Il sistema, detto Archivio Uomini, assegna a

ogni cittadino un punteggio morale — un numero

che decide chi può votare, chi può lavorare, chi

può sposarsi.

L’avvocato Luca Moretti, noto per i suoi clienti

infami e il suo sorriso senza calore, riceve il

caso di una donna che ha ucciso il marito

durante un pestaggio. Non è un omicidio, ma

un’azione ripetuta: la vittima era già stata

segnalata per violenza domestica, e il sistema

aveva classificato la coppia come “famiglia a

rischio”. Il tribunale, in base alla nuova legge

del Contemporaneo, ha autorizzato l’omicidio

come “eliminazione preventiva” se il punteggio

del marito superava 70.

Moretti sa che il caso è una trappola. La donna,

un’insegnante di storia, ha chiesto il permesso

di parlare in aula. Le sue parole non sono state

inserite nel registro perché non rientravano nei

criteri di “necessità sociale”. Ma quando entra

in aula, porta con sé un foglio su cui ha

scritto a mano, sotto il titolo “Dichiarazione

di Redenzione”, una lista di persone che hanno

ucciso o abbandonato chi amavano, tutte con

punteggi sopra il limite.

Il sistema, attivato dallo scatto della sua voce,

si blocca. Un allarme interno segnala errore

nell’algoritmo: “Non esiste precedente di accusa

basata sulla redenzione emotiva.” Per la prima

volta, il sistema non può decidere.

Moretti, che ha sempre evitato le confessioni,

si alza. Non dice nulla. Si toglie la cravatta,

la getta sul tavolo. Poi estrae dalla tasca

interna un vecchio taccuino con una firma falsa,

appartenuta a suo padre, morto in prigione per

aver rifiutato di firmare un accordo col sistema.

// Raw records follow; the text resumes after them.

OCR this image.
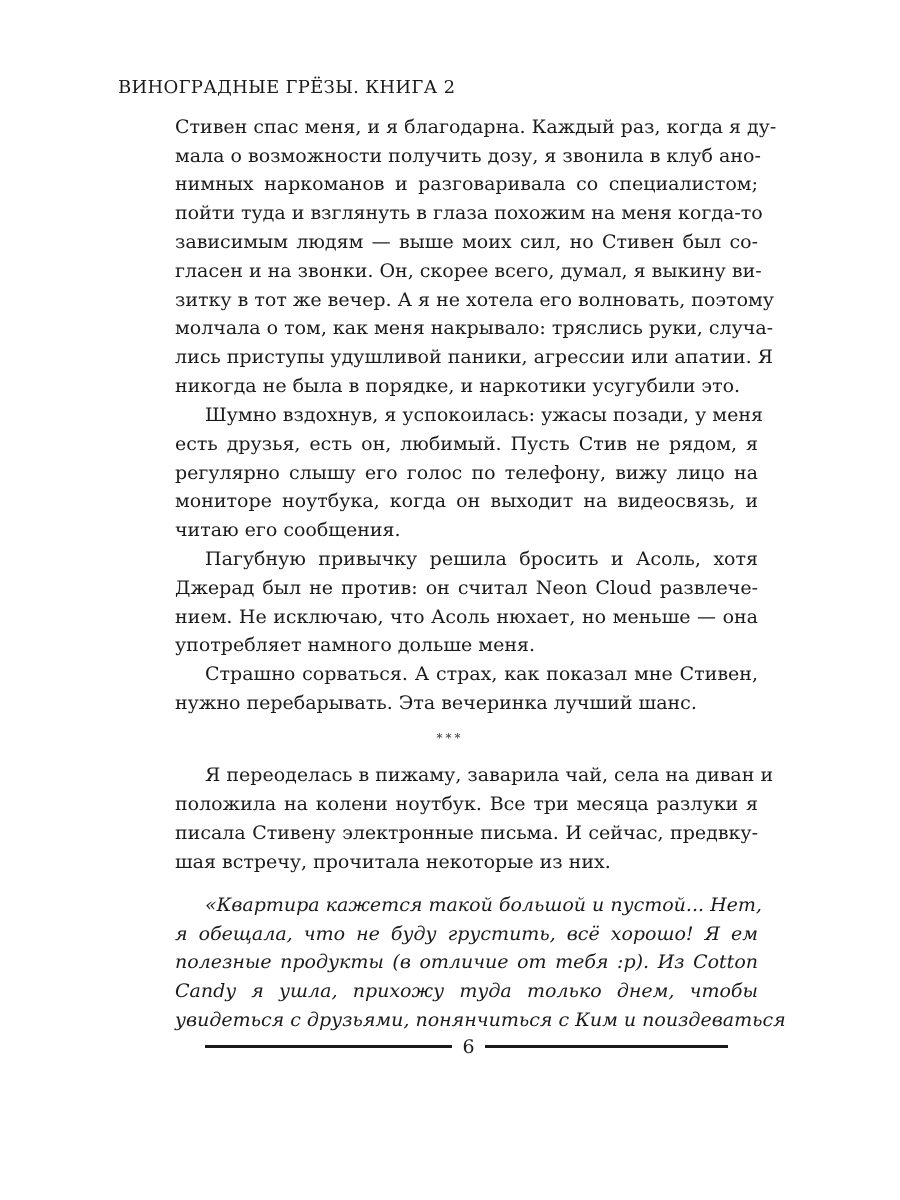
ВИНОГРАДНЫЕ ГРЁЗЫ. КНИГА 2
Стивен спас меня, и я благодарна. Каждый раз, когда я ду-
мала о возможности получить дозу, я звонила в клуб ано-
нимных наркоманов и разговаривала со специалистом;
пойти туда и взглянуть в глаза похожим на меня когда-то
зависимым людям — выше моих сил, но Стивен был со-
гласен и на звонки. Он, скорее всего, думал, я выкину ви-
зитку в тот же вечер. А я не хотела его волновать, поэтому
молчала о том, как меня накрывало: тряслись руки, случа-
лись приступы удушливой паники, агрессии или апатии. Я
никогда не была в порядке, и наркотики усугубили это.
Шумно вздохнув, я успокоилась: ужасы позади, у меня
есть друзья, есть он, любимый. Пусть Стив не рядом, я
регулярно слышу его голос по телефону, вижу лицо на
мониторе ноутбука, когда он выходит на видеосвязь, и
читаю его сообщения.
Пагубную привычку решила бросить и Асоль, хотя
Джерад был не против: он считал Neon Cloud развлече-
нием. Не исключаю, что Асоль нюхает, но меньше — она
употребляет намного дольше меня.
Страшно сорваться. А страх, как показал мне Стивен,
нужно перебарывать. Эта вечеринка лучший шанс.
***
Я переоделась в пижаму, заварила чай, села на диван и
положила на колени ноутбук. Все три месяца разлуки я
писала Стивену электронные письма. И сейчас, предвку-
шая встречу, прочитала некоторые из них.
«Квартира кажется такой большой и пустой... Нет,
я обещала, что не буду грустить, всё хорошо! Я ем
полезные продукты (в отличие от тебя :p). Из Cotton
Candy я ушла, прихожу туда только днем, чтобы
увидеться с друзьями, понянчиться с Ким и поиздеваться
6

Scrive sul foglio della donna: “Io ti dovo la

verità. Tu mi hai restituito la mia.”

Il tribunale si ferma. I monitor lampeggiano. Il

punteggio della donna salta da 68 a 100 — non

per azione, ma per decisione umana che il

sistema non può misurare.

Nel silenzio, un bambino nella galleria urla:

“Mamma, perché piangi?”

E poi, per la prima volta da anni, qualcuno ride.

Il sistema non lo registra. Non sa cosa sia.